Sigilon Therapeutics received orphan drug designation for SIG-007 by the US Food and Drug Administration (FDA) for the treatment of Fabry disease, a progressive, life-threatening lysosomal disease. Shares of the biotechnology company jumped 6% to close at $23.18 on March 5.
SIG-007 is formed of cells, which are genetically modified with a non-viral vector to express human alpha-galactosidase A, or AGAL. AGAL deficiency and the accumulation of certain substrates within a patient’s cells cause Fabry disease, leading to multi-organ failures including kidney, gastrointestinal symptoms, strokes, and heart disease at a young age.

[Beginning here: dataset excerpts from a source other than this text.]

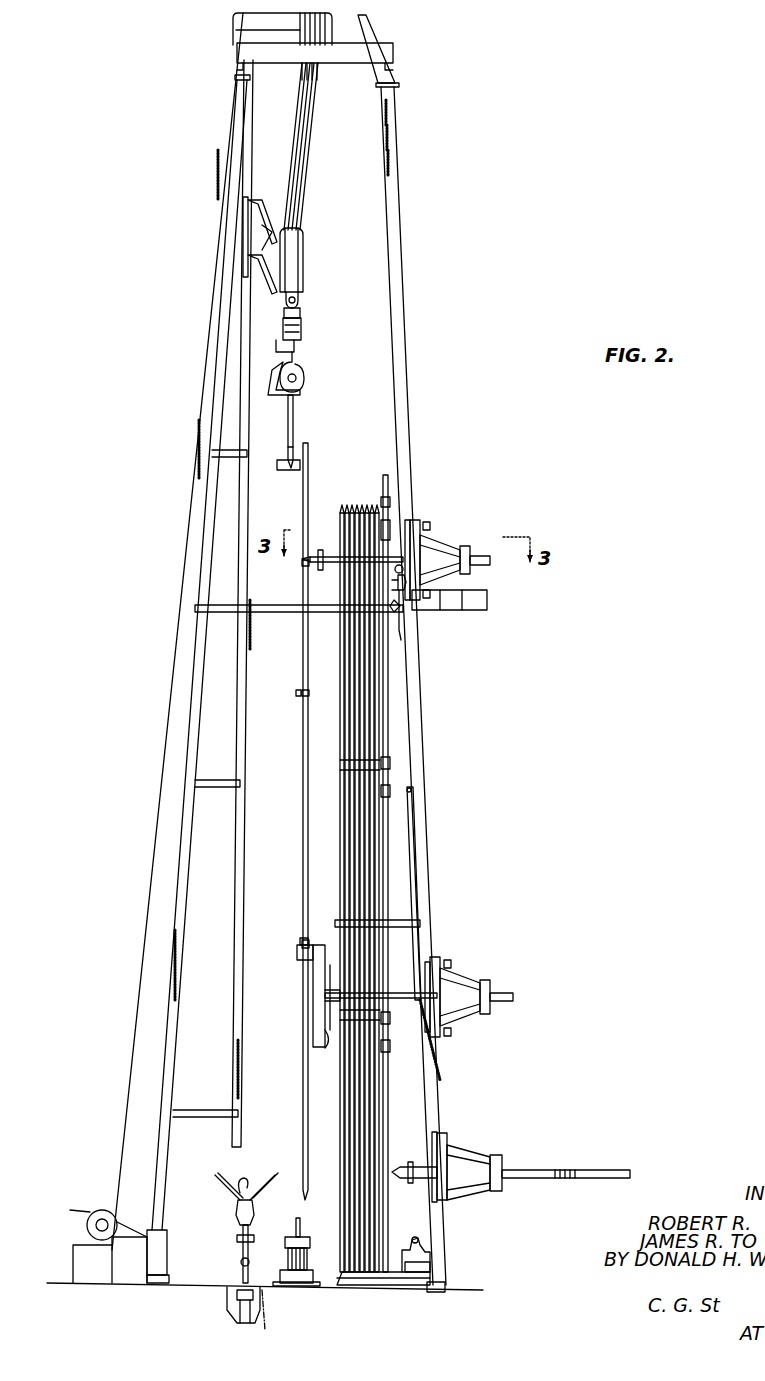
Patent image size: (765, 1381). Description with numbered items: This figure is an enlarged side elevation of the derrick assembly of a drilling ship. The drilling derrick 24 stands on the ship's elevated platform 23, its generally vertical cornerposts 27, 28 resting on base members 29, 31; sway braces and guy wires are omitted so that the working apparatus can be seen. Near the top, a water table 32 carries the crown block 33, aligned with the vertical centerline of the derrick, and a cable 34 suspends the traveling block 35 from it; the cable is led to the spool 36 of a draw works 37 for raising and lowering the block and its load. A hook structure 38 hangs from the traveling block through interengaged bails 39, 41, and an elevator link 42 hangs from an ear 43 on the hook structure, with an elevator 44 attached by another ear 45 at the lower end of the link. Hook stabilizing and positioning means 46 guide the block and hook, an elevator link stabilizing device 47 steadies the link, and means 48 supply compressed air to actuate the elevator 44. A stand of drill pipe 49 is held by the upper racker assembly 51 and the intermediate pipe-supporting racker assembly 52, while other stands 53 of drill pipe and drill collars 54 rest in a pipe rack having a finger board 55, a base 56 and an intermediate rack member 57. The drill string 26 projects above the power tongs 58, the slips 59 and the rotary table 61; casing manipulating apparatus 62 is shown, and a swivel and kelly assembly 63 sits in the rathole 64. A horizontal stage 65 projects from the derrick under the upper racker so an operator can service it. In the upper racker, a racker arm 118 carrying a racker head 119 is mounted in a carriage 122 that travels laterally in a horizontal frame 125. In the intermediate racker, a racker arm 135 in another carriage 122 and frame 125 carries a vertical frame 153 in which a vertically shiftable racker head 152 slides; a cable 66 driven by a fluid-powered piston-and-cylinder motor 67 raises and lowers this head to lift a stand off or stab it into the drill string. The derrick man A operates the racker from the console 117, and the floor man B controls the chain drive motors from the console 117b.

The elevated platform 23 is at (478, 1288).
The drilling derrick 24 is at (434, 213).
The drill string 26 is at (300, 1225).
The cornerpost 27 is at (438, 1076).
The cornerpost 28 is at (194, 956).
The base member 29 is at (437, 1293).
The base member 31 is at (152, 1284).
The water table 32 is at (393, 55).
The crown block 33 is at (332, 28).
The cable 34 is at (314, 143).
The traveling block 35 is at (322, 246).
The spool 36 is at (92, 1210).
The draw works 37 is at (70, 1250).
The hook structure 38 is at (316, 331).
The bail 39 is at (300, 313).
The bail 41 is at (300, 296).
The elevator link 42 is at (300, 414).
The ear 43 is at (300, 360).
The elevator 44 is at (283, 463).
The ear 45 is at (281, 481).
The hook stabilizing and positioning means 46 is at (240, 253).
The elevator link stabilizing device 47 is at (262, 377).
The air supply means 48 is at (268, 345).
The stand of drill pipe 49 is at (298, 672).
The upper racker assembly 51 is at (446, 530).
The intermediate pipe-supporting racker assembly 52 is at (516, 955).
The stands of drill pipe 53 is at (350, 507).
The drill collars 54 is at (386, 492).
The finger board 55 is at (332, 600).
The base 56 is at (368, 1288).
The intermediate rack member 57 is at (398, 930).
The power tongs 58 is at (306, 1245).
The slips 59 is at (284, 1270).
The rotary table 61 is at (308, 1290).
The casing manipulating apparatus 62 is at (512, 1140).
The swivel and kelly assembly 63 is at (238, 1240).
The rathole 64 is at (232, 1310).
The horizontal stage 65 is at (482, 614).
The cable 66 is at (311, 943).
The fluid-powered piston-and-cylinder motor 67 is at (413, 840).
The console 117 is at (396, 588).
The console 117b is at (404, 1248).
The racker arm 118 is at (320, 550).
The racker head 119 is at (305, 564).
The carriage 122 is at (465, 546).
The horizontal track means or frame 125 is at (428, 522).
The racker arm 135 is at (329, 1035).
The racker head 152 is at (297, 958).
The vertical frame 153 is at (313, 1022).
The derrick man A is at (405, 603).
The floor man B is at (428, 1262).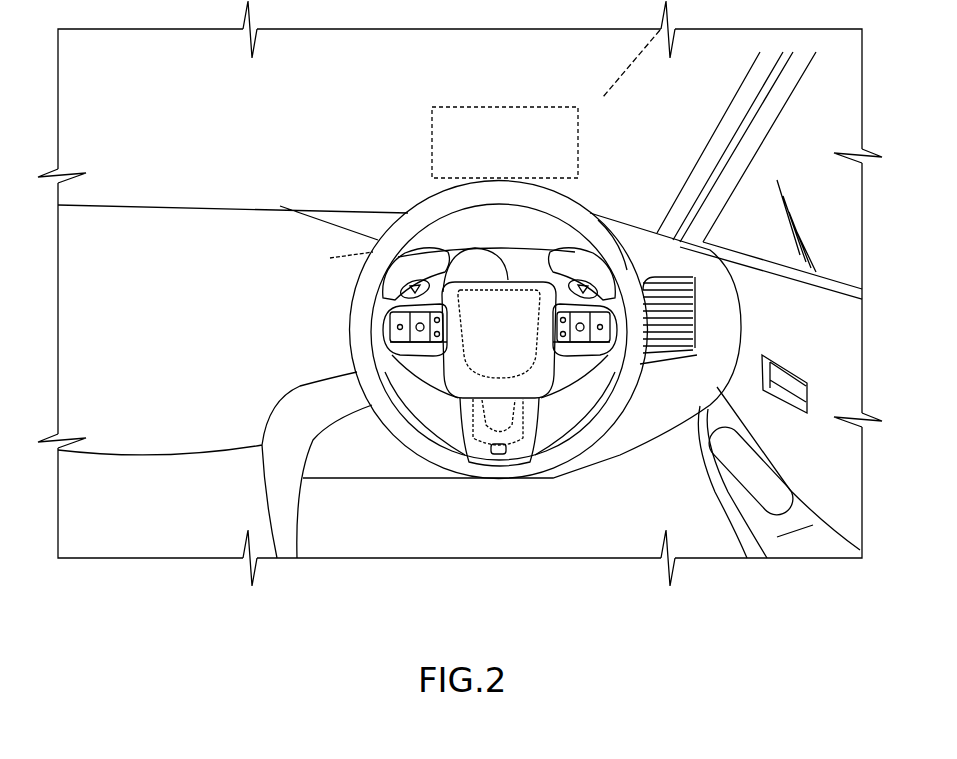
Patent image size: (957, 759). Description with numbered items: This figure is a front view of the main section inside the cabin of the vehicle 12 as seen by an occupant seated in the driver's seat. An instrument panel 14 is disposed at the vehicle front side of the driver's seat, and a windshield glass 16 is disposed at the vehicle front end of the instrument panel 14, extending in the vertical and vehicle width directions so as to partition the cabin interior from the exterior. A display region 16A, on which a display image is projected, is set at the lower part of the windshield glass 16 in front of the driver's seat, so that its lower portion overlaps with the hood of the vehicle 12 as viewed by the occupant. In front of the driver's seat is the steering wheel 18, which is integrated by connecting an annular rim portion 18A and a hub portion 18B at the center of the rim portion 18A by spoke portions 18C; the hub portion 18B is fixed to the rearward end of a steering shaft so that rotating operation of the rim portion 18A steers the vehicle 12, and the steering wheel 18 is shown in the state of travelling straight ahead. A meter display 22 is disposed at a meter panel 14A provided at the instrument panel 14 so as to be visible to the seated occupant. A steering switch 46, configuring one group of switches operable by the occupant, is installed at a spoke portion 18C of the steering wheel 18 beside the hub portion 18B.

The vehicle 12 is at (805, 328).
The instrument panel 14 is at (264, 222).
The meter panel 14A is at (568, 257).
The windshield glass 16 is at (193, 176).
The display region 16A is at (488, 107).
The steering wheel 18 is at (460, 325).
The rim portion 18A is at (428, 206).
The hub portion 18B is at (473, 358).
The spoke portions 18C is at (385, 352).
The meter display 22 is at (478, 256).
The steering switch 46 is at (565, 297).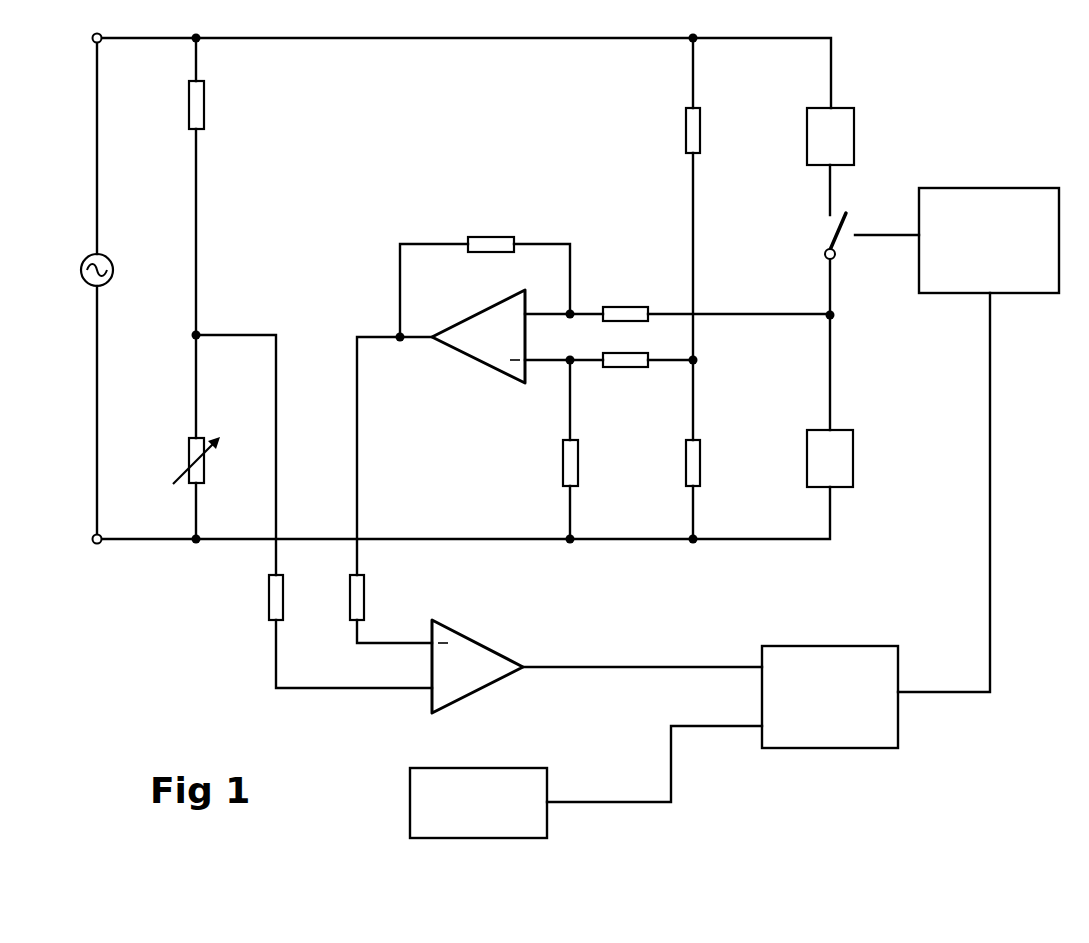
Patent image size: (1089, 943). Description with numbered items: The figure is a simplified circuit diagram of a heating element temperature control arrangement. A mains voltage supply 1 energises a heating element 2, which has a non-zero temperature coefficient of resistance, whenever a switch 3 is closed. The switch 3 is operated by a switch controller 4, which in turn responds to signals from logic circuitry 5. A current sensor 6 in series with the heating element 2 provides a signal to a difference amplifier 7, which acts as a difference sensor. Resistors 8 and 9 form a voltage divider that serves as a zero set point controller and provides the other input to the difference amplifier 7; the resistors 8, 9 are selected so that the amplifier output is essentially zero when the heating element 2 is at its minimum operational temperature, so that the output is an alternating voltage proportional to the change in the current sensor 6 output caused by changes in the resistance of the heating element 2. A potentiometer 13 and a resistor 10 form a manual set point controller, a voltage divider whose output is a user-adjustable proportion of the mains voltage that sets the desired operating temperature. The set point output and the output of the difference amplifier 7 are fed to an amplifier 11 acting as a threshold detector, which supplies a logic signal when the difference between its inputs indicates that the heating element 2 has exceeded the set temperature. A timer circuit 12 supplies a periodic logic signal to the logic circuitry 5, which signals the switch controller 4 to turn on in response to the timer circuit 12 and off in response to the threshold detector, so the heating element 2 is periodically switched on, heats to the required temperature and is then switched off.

The mains voltage supply 1 is at (118, 272).
The heating element 2 is at (854, 140).
The switch 3 is at (820, 228).
The switch controller 4 is at (950, 188).
The logic circuitry 5 is at (840, 646).
The current sensor 6 is at (853, 462).
The difference amplifier 7 is at (490, 353).
The resistor 8 is at (686, 138).
The resistor 9 is at (700, 462).
The resistor 10 is at (204, 106).
The amplifier 11 is at (470, 657).
The timer circuit 12 is at (410, 795).
The potentiometer 13 is at (189, 456).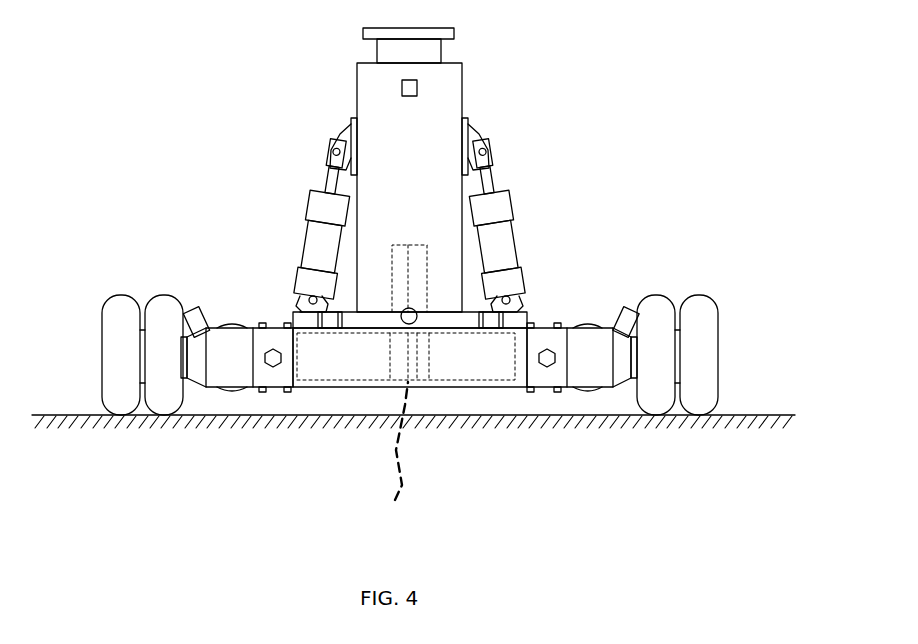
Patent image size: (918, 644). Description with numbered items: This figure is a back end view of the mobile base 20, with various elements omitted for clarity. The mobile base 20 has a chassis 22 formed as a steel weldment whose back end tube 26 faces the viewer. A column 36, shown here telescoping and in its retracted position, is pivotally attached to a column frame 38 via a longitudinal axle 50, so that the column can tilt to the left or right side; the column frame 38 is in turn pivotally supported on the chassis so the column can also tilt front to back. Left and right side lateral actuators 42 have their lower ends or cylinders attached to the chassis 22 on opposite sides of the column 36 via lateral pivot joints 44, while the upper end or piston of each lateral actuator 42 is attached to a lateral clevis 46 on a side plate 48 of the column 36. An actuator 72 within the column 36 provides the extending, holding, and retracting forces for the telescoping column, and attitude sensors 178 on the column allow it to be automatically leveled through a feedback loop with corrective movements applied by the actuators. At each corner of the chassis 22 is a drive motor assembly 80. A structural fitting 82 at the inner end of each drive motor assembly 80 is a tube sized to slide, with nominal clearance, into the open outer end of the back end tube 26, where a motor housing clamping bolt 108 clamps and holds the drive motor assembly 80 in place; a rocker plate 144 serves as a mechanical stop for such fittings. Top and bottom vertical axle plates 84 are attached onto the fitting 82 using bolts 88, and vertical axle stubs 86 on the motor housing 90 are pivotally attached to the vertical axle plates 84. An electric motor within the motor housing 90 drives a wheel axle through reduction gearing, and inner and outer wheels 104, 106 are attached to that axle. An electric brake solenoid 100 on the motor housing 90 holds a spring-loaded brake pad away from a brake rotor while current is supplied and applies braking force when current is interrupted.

The mobile base 20 is at (574, 163).
The chassis 22 is at (593, 258).
The back end tube 26 is at (460, 368).
The column 36 is at (448, 105).
The column frame 38 is at (460, 318).
The lateral actuators 42 is at (310, 240).
The lateral pivot joints 44 is at (307, 295).
The lateral clevis 46 is at (330, 150).
The side plate 48 is at (350, 125).
The longitudinal axle 50 is at (405, 306).
The actuator 72 is at (440, 250).
The drive motor assembly 80 is at (593, 403).
The structural fitting 82 is at (513, 337).
The vertical axle plates 84 is at (255, 324).
The vertical axle stubs 86 is at (220, 322).
The bolts 88 is at (266, 392).
The motor housing 90 is at (212, 332).
The electric brake solenoid 100 is at (626, 308).
The inner wheel 104 is at (662, 405).
The outer wheel 106 is at (698, 405).
The motor housing clamping bolt 108 is at (282, 357).
The rocker plate 144 is at (379, 451).
The attitude sensors 178 is at (418, 88).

The designation granted by the US regulator makes Sigilon (SGTX) eligible for various development incentives for SIG-007, which include tax credits for qualified clinical trials and market exclusivity in the US for seven years, following commercial approval by the FDA.
Sigilon CEO Rogerio Vivaldi commented, “This marks our third orphan drug designation, and further highlights our commitment to bringing potential functional cures to patients who suffer from chronic, rare diseases.” (See Sigilon stock analysis on TipRanks)
Notably, several investigational new drug (IND) enabling studies have been initiated by Sigilon, with a target to file four INDs within the next 12-24 months including SIG-007.
On Feb. 16, Canaccord Genuity analyst Michelle Gilson reiterated a Buy rating on the stock with a price target of $62 (167.5% upside potential). The analyst continues to view “Sigilon’s SLTx platform as highly differentiated and uniquely positioned within the cell and gene therapy space, mitigating key safety concerns emerging as gen1 technologies mature, while still offering exposure to the growing space.”
The consensus rating among analysts is a Strong Buy based on 3 Buys versus 1 Hold. The average analyst price target stands at $53.75 and implies upside potential of almost 132% to current levels over the next 12 months.